WGC as WCCC protector: The synergistic effects of various parameters in non-commutative black holes for identifying WGC candidate models

Abstract

The integration of non-commutative geometry and Gauss-Bonnet corrections in an action and the study of their black hole responses can provide highly intriguing insights. Our primary motivation for this study is to understand the interplay of these two parameters on the geodesics of spacetime, including photon spheres and time-like orbits. In this study, we found that this integration, in its initial form, can limit the value of the Gauss-Bonnet parameter (α), creating a critical threshold beyond which changes in the non-commutative parameter (Ξ) become ineffective, and the structure can only manifest as a naked singularity.
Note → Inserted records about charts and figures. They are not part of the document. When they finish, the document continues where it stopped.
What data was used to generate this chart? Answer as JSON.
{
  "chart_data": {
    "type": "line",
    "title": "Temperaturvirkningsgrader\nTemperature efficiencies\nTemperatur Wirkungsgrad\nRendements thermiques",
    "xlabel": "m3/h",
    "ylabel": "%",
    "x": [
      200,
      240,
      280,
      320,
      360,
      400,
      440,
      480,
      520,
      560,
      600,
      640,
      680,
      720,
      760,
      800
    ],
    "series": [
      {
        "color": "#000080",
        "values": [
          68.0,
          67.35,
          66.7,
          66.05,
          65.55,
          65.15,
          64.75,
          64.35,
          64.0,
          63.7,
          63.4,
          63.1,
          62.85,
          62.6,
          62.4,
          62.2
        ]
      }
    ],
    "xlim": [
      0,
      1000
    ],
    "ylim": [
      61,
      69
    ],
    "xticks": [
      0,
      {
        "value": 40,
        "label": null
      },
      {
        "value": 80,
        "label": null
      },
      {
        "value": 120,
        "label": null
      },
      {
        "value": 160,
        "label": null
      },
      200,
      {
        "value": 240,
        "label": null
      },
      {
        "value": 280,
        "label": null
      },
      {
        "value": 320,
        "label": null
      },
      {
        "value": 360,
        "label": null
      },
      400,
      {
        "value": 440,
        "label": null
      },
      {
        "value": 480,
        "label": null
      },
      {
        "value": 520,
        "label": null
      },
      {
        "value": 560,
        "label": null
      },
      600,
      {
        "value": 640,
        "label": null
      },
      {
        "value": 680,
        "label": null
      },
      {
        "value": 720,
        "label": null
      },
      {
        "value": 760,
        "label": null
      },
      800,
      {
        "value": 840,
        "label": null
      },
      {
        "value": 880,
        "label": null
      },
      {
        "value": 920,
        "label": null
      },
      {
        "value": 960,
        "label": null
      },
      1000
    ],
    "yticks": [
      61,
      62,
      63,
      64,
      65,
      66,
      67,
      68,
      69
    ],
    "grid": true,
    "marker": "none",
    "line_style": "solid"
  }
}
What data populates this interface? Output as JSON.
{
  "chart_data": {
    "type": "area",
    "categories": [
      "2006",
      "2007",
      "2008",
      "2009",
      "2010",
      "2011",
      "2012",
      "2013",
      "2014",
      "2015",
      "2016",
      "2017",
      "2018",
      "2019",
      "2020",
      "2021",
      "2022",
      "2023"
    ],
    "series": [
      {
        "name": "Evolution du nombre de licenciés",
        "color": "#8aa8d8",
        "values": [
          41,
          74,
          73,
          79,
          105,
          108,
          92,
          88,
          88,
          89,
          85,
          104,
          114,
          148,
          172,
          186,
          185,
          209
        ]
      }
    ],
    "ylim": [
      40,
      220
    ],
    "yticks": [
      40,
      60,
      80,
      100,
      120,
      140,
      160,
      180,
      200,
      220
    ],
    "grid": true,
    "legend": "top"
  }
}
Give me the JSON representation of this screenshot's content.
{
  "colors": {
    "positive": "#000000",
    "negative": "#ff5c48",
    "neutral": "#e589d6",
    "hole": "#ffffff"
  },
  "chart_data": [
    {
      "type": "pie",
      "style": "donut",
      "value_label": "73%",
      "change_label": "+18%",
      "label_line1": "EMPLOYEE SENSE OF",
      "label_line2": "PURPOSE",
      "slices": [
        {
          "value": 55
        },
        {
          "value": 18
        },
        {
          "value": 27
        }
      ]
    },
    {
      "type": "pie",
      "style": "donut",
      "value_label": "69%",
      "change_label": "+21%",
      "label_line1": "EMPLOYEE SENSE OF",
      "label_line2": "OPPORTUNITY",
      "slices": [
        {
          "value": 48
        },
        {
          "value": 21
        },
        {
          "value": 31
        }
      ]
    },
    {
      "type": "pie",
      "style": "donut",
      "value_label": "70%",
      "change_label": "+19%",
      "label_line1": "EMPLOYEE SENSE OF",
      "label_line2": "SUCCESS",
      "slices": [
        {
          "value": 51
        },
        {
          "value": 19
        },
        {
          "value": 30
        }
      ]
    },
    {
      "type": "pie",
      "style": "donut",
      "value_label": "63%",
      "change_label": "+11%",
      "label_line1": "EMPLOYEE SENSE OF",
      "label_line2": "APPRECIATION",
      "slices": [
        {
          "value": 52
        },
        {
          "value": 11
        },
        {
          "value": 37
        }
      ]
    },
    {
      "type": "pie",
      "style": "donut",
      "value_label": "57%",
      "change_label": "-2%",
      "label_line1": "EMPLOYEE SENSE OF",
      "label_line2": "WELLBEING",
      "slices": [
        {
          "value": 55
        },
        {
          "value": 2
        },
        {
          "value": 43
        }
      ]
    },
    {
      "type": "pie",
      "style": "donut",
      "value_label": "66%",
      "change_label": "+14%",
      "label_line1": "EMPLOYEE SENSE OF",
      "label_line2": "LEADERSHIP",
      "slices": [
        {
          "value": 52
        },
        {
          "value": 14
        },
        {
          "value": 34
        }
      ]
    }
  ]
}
Furthermore, we found that using a more complex model, which includes additional factors such as a cloud of strings and linear charge, as a sample for studying spacetime geodesics, yield different and varied results. In this scenario, negative α values can also play a role, notably preserving the black hole form even with a super-extremal charge ($q>m$). For $\alpha >0.1$, the black hole mass parameter becomes significantly influential, with a critical mass below which the impact of other parameter changes is nullified. Interestingly, considering a more massive black hole, this high-mass state also maintains its black hole form within the super-extremal charge range. The existence of these two models led us to our main goal. By examining the temperature for these two cases, we find that both situations are suitable for studying the Weak Gravity Conjecture (WGC). Finally, based on the behavior of these two models, we will explain how the WGC acts as a logical solution and a protector for the WCCC.